Broader Context and Future Outlook
Nepal’s FDI surge aligns with South Asia’s rising appeal amid global supply chain shifts. The government’s focus on automation and legal clarity—via the 2075 Act—positions Nepal competitively against neighbors like India and Bangladesh. However, sustaining this momentum requires converting pledges into projects, diversifying sectoral focus, and addressing infrastructure bottlenecks.
The Rs 1.94 billion in SPAs/SSAs and 46 TTAs indicate foreign investors are not just injecting capital but also integrating into Nepal’s industrial ecosystem, a positive sign for technology-driven growth. Still, the energy sector’s Rs 25.5 million pledge—despite hydropower potential—suggests untapped opportunities that could attract larger players if incentivized.

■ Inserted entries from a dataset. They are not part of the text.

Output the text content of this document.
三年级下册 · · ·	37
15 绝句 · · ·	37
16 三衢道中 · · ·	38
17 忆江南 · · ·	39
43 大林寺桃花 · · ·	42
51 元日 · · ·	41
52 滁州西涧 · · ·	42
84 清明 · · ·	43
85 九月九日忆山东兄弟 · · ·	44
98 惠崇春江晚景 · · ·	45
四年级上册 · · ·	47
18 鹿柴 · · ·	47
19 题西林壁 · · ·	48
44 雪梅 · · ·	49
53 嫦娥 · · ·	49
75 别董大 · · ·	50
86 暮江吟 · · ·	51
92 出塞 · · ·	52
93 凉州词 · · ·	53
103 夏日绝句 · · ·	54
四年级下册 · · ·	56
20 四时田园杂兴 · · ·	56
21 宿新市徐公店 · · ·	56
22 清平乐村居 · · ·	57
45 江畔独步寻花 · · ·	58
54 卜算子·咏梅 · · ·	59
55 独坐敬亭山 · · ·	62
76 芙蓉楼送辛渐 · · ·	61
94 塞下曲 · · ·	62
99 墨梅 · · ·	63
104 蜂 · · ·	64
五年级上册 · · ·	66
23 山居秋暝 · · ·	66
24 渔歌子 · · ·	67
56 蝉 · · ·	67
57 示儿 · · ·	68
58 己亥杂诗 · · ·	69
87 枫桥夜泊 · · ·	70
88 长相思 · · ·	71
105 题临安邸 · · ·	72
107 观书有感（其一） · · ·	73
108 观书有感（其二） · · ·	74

Nepal’s Rs 44.66 billion FDI commitment by Falgun 2081 offers a hopeful glimpse into its economic trajectory, driven by service and tourism sectors and supported by procedural reforms. Realizing these pledges into operational industries and jobs will test the government’s execution capacity. With strategic diversification and robust follow-through, Nepal could leverage this momentum to strengthen its economic foundation and emerge as a regional investment hub by the fiscal year’s end.